Most of Atlantic City violence can be tied to gangs

“These kids (are) killing at an alarming rate,” says Tally, now 43. “And they’re meaning to kill.”

Floyd Tally was looking for a family.

He was only 16 when his mother died in 1986, leaving him as the surviving name on their lease in Back Maryland’s subsidized housing.

There were people who cared about him, though. At least that’s what he thought. Drug deals brought in money, and guns kept them safe.

They called themselves the Abdullahs, although Tally will no longer use that title. Taken from Islam — as were their rivals, the Salaams — they had nothing to do with religion, he says. Or family.
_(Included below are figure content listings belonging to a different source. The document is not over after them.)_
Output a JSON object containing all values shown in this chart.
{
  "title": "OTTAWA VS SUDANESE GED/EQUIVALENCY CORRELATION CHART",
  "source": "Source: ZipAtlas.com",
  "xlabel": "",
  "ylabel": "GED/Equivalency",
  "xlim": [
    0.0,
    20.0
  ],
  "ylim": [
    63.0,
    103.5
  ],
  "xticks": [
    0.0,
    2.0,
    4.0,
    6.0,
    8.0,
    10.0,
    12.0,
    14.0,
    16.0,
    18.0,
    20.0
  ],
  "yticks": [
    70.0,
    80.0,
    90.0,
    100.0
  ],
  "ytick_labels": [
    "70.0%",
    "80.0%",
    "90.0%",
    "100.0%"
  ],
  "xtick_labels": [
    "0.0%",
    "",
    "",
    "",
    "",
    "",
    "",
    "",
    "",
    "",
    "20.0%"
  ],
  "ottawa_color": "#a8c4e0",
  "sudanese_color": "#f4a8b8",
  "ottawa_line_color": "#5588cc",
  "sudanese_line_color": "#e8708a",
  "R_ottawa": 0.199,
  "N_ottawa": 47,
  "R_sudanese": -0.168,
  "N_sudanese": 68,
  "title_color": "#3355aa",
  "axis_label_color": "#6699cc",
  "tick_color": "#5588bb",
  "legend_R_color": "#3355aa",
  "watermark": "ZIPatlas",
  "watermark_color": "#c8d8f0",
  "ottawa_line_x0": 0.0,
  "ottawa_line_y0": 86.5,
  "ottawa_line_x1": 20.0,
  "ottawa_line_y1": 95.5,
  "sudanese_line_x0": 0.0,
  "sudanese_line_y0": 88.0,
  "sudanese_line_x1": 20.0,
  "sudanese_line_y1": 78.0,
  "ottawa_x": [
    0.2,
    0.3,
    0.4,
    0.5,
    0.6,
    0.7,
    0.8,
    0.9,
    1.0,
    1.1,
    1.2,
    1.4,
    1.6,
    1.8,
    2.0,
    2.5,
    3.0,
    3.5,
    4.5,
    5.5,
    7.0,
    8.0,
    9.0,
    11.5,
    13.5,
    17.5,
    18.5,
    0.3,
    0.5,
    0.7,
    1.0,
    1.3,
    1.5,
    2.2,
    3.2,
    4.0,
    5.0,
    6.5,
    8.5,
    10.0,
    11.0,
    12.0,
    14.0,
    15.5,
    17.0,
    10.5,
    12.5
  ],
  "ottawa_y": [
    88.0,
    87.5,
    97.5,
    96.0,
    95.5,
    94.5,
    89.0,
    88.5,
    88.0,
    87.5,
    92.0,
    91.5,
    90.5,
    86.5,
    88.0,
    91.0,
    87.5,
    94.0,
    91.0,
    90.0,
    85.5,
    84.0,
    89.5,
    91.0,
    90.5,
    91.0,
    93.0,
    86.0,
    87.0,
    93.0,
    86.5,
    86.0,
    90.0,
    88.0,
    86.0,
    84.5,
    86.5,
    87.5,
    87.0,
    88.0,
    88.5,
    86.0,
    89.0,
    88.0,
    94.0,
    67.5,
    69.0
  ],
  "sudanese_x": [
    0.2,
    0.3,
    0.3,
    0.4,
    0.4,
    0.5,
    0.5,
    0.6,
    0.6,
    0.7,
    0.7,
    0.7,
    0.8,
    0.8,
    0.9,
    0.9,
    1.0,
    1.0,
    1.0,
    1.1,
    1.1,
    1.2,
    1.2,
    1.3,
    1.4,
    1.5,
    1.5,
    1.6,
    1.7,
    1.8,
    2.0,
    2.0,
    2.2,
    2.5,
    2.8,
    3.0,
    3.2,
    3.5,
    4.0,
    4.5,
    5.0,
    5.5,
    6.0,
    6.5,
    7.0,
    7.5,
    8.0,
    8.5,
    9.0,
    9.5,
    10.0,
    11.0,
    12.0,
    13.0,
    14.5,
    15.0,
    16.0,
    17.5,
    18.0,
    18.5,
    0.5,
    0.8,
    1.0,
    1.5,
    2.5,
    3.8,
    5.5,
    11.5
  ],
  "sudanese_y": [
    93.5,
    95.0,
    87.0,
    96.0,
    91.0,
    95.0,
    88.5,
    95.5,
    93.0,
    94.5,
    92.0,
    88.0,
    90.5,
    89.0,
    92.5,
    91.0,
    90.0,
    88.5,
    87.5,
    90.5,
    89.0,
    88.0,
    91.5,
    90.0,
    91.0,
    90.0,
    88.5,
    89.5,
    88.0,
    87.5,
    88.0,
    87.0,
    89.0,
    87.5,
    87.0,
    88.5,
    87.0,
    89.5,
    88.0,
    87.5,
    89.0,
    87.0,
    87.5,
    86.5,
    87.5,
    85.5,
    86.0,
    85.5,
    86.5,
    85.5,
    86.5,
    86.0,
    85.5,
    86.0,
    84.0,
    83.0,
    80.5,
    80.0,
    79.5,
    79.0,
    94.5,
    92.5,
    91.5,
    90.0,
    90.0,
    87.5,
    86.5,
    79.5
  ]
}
“That’s false love,” he says now.

The Abdullahs and Salaams may be gone, but the gangs continue in Atlantic City, and are even more dangerous, experts say.

More than half of the city’s violence can be tied to Back Maryland gangs “800 Blok” and rival “Dirty Blok”, based in Stanley Holmes Village, Carver Hall and Schoolhouse Apartments, says city Detective Lonell Jones.

Dozens of alleged members and associates of those groups were arrested in separate raids within a two-month span this spring. Both investigations were bolstered by the inside knowledge of the city’s Vice and Intelligence units. The charges range from heroin distribution to murder.